Tuesday, January 26, 2010

Child poverty

There is perhaps no policy failure of the Labour Government that is more damning than their failure to properly address child poverty throughout the UK.

The policy started with a vague and unattainable* to abolish child poverty (by 2020?) in one of those moments where a sound-bite beats intelligent thought.

Then, in a half-hearted and uncoordinated fashion a series of policies were bolted together in an attempt to create a coherent strategy.

As the pledge wasn't really sincere, the policies were themselves untargetted and the consequences were an inevtiable failure of the policy.

Labour has presided over a dramatic increase in income inequality in the UK, and it seems quite unperturbed by their obsession with the rich and famous. Now there is nothing wrong with supporting economic growth and lauding these who create jobs and national wealth, but where this is augmented by policies that reduce the levels of tax paid by the very richest, whilst penalising the very poorest, then truly have they lost their way.

The effective marginal tax rates in the poorest are very high - up to 70% in some cases, whilst top tax payers face much lower rates, and with the best advice they can reduce these rates to negligible levels.

What we have in the UK is a dramatically stratified society where the extremes are polarising further and where the tax and benefits systems defines the new class structures, and mitigate against movement out of your strata.
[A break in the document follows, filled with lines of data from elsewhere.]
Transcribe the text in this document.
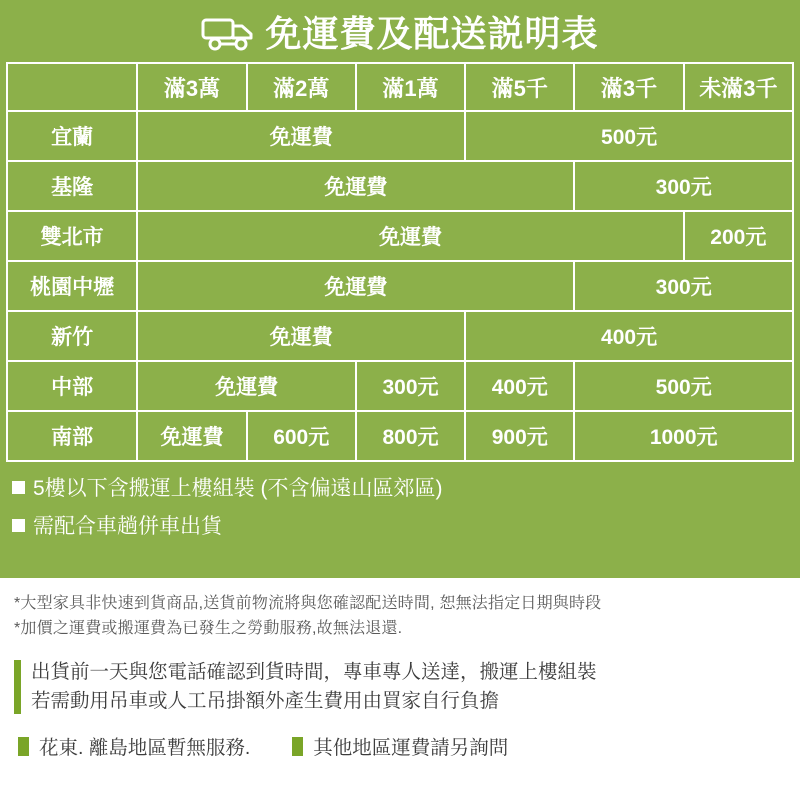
免運費及配送説明表
	滿3萬	滿2萬	滿1萬	滿5千	滿3千	未滿3千
宜蘭	免運費			500元		
基隆	免運費				300元	
雙北市	免運費					200元
桃園中壢	免運費				300元	
新竹	免運費			400元		
中部	免運費		300元	400元	500元	
南部	免運費	600元	800元	900元	1000元	
5樓以下含搬運上樓組裝 (不含偏遠山區郊區)
需配合車趟併車出貨
*大型家具非快速到貨商品,送貨前物流將與您確認配送時間, 恕無法指定日期與時段
*加價之運費或搬運費為已發生之勞動服務,故無法退還.
出貨前一天與您電話確認到貨時間，專車專人送達，搬運上樓組裝
若需動用吊車或人工吊掛額外產生費用由買家自行負擔
花東. 離島地區暫無服務.	其他地區運費請另詢問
Gordon Brown's obsession with micromanagement of policy has blinded him to the big-picture impact, and whilst each step may in itself make sense, the cumulative effect is enormously different.

It will require to be undone and replaced; and the question has got to be just how the Tories will do this without causing further polarisation.

It cannot be done without causing pain as the rules change, but it needs to be done to change society if there is any real desire to reduce child poverty.

* 'Poverty' is a relative measure of income compared to the average. As the income of the poor increases, the average increases and the threshold for stopping being 'poor' increases. You can never abolish poverty, you can only minimise the number of people in that category.